Molecular dynamics simulation study on orientation effects on the shock-induced spallation of single-crystal aluminum

Under shock loading, the evolution of spall damage in single crystals exhibits significant orientation effects due to variations in crystal orientation and plastic deformation modes. However, the influence of loading strength on the orientation dependence of spall damage has been largely overlooked. Shock-induced spallation behaviors of single-crystal aluminum (Al) were simulated in eight crystal orientations using molecular dynamics (MD) simulations across a range of loading velocities from 0.5 to 2.1 km/s. Mechanical responses during the process of impact loading were analyzed, including shock wave propagation and microstructural evolution.

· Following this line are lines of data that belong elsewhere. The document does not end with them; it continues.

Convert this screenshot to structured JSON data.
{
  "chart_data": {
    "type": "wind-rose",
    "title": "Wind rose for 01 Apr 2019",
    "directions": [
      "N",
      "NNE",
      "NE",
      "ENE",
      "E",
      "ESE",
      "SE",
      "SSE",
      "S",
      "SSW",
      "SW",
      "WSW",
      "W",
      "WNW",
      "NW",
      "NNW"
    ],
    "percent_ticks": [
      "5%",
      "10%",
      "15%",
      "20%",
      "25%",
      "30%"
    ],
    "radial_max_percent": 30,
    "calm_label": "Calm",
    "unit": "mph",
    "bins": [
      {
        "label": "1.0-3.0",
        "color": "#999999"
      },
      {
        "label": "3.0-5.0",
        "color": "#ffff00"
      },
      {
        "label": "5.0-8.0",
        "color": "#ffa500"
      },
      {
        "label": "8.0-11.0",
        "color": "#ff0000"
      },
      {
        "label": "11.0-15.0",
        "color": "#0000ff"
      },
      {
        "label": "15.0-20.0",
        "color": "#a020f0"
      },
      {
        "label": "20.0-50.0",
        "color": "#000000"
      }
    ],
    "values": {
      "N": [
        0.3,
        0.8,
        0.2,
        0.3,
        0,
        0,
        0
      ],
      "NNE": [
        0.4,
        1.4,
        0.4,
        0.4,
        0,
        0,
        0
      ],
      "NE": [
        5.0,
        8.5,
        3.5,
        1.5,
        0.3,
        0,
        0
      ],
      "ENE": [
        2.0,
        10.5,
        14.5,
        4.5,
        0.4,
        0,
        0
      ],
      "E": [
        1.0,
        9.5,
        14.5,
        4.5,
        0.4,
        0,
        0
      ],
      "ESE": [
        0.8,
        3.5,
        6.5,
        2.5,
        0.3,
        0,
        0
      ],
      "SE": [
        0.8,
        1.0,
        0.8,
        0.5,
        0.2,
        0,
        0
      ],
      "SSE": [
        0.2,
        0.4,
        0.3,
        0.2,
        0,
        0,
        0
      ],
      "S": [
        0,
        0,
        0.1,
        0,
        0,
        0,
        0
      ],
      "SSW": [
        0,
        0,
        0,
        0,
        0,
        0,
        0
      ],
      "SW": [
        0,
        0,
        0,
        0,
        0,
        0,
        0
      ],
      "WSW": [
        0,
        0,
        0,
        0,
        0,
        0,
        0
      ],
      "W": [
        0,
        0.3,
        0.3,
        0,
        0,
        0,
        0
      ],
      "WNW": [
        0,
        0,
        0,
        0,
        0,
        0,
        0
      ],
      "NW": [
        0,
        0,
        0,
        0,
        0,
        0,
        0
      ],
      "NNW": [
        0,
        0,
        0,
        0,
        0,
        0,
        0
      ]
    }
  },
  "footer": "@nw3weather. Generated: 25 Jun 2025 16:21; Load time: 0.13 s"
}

It was found that spall strength, and plasticity mechanisms exhibit a combined influence of crystal orientation and loading velocity. In the [001] crystal orientation, the single-crystal Al showed the highest spall strength values (8.588-10.137 GPa) across the entire range of loading velocities, with no obvious elastic-plastic double-wave separation observed, while salient features of elastic-plastic waves separation at loading velocities above a critical value are found in the remaining orientation. Notably, the elastic-plastic waves separation phenomenon in the [111] crystal orientation showed significant hysteresis, accompanied by the largest decrease in spall strength (1.733 GPa) and a marked overshoot at the leading edge of the stress wave (Vp = 1.4 km/s). Plastic deformation in the [001] crystal orientation was dominated by stacking faults and lattice transformation. As the loading velocity increased, the spall mechanism transitioned from heterogeneous void nucleation induced by stacking fault intersections to homogeneous void nucleation driven by disordered structures. Disordered structures are more likely to form in crystal orientations such as [012] and [111]. At higher loading velocities (Vp >= 1.4 km/s), the spallation process exhibits a homogeneous void nucleation mechanism due to significant amorphization. This study provides new insights into the modeling of dynamic damage in metals.